Noah Kagan sent me this one (he’s a user experience designer, used to work for Facebook). We were talking last weekend about potential videoblogs that might be fun to do. His idea was to do a cooking show, which I thought was a great idea. Why would that work and why is that an opportunity that isn’t filled by mainstream media like Julia Childs? Because, let’s say I have an iPod. Let’s say I had 50 different recipes downloaded onto my iPod, but each one is a video podcast. First 10 seconds of each is a list of ingredients you need from the store. Now, no program on TV does that. Why? Cause that’s a lame format for something where you’ll watch for 30 or 60 minutes. But an iPod is different — you can select from a number of choices and you can carry the thing around with you. The needs of an iPod user are DIFFERENT than the needs of someone sitting on their Barcalounger watching a TV screen. Don’t ya think?

This opens up a whole raft of new content opportunities.
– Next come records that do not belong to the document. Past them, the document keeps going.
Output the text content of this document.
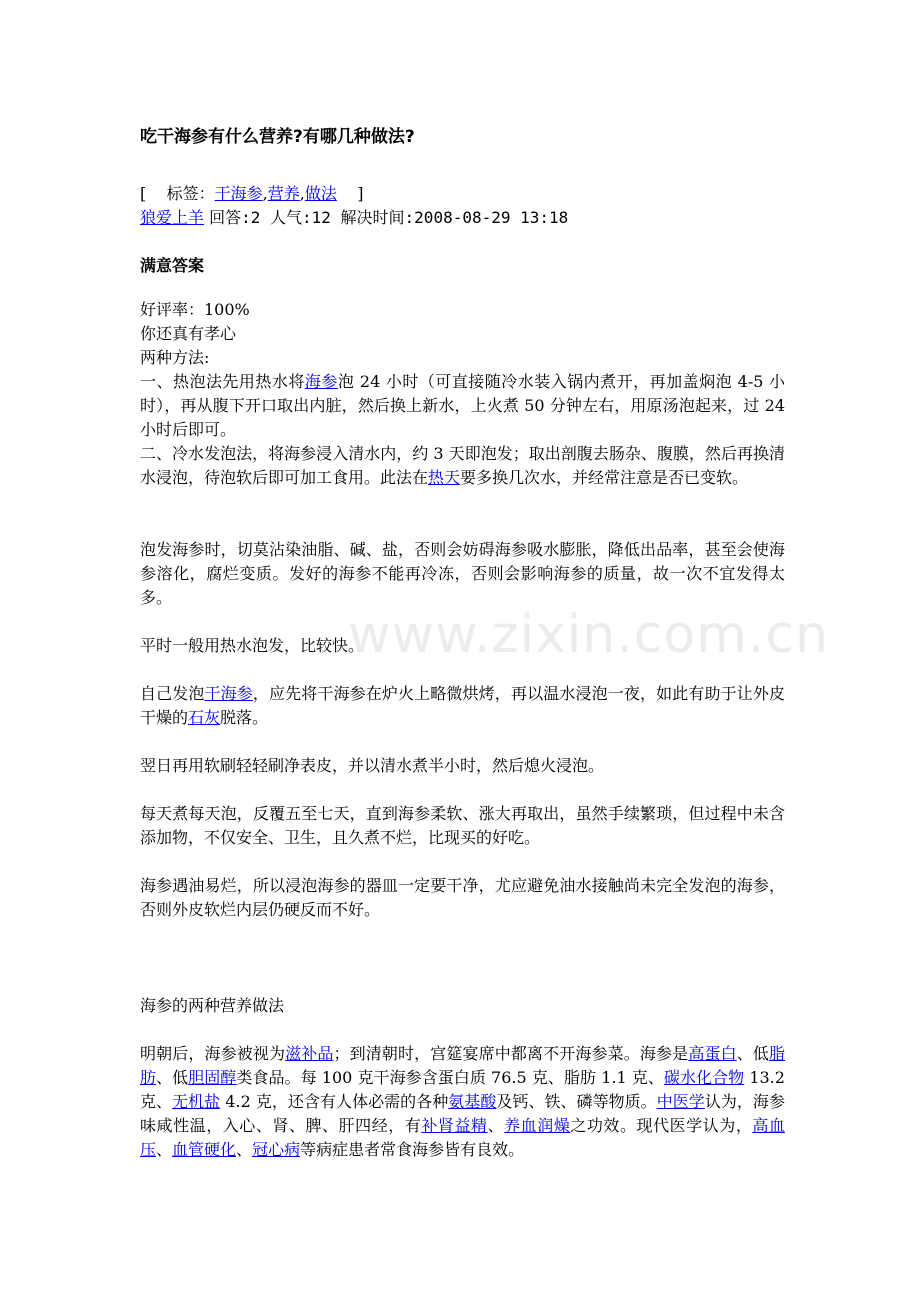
www.zixin.com.cn
吃干海参有什么营养?有哪几种做法?
[ 标签：干海参,营养,做法 ]
狼爱上羊 回答:2 人气:12 解决时间:2008-08-29 13:18
满意答案
好评率：100%
你还真有孝心
两种方法:
一、热泡法先用热水将海参泡 24 小时（可直接随冷水装入锅内煮开，再加盖焖泡 4-5 小时），再从腹下开口取出内脏，然后换上新水，上火煮 50 分钟左右，用原汤泡起来，过 24 小时后即可。
二、冷水发泡法，将海参浸入清水内，约 3 天即泡发；取出剖腹去肠杂、腹膜，然后再换清水浸泡，待泡软后即可加工食用。此法在热天要多换几次水，并经常注意是否已变软。

泡发海参时，切莫沾染油脂、碱、盐，否则会妨碍海参吸水膨胀，降低出品率，甚至会使海参溶化，腐烂变质。发好的海参不能再冷冻，否则会影响海参的质量，故一次不宜发得太多。

平时一般用热水泡发，比较快。

自己发泡干海参，应先将干海参在炉火上略微烘烤，再以温水浸泡一夜，如此有助于让外皮干燥的石灰脱落。

翌日再用软刷轻轻刷净表皮，并以清水煮半小时，然后熄火浸泡。

每天煮每天泡，反覆五至七天，直到海参柔软、涨大再取出，虽然手续繁琐，但过程中未含添加物，不仅安全、卫生，且久煮不烂，比现买的好吃。

海参遇油易烂，所以浸泡海参的器皿一定要干净，尤应避免油水接触尚未完全发泡的海参，否则外皮软烂内层仍硬反而不好。

海参的两种营养做法

明朝后，海参被视为滋补品；到清朝时，宫筵宴席中都离不开海参菜。海参是高蛋白、低脂肪、低胆固醇类食品。每 100 克干海参含蛋白质 76.5 克、脂肪 1.1 克、碳水化合物 13.2 克、无机盐 4.2 克，还含有人体必需的各种氨基酸及钙、铁、磷等物质。中医学认为，海参味咸性温，入心、肾、脾、肝四经，有补肾益精、养血润燥之功效。现代医学认为，高血压、血管硬化、冠心病等病症患者常食海参皆有良效。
Imagine if Robert Hess converted all his cocktails on his Drinkboy site to videos? (He’s a geek who works at Microsoft, by the way).

I wonder what a food critic, like Hillel Cooperman’s TastingMenu (a geek who runs the Microsoft Max team at Microsoft) would be able to do with video? That site rocks, by the way.

Do you have a favorite food or drink site? Especially ones done by geeks with day jobs like these?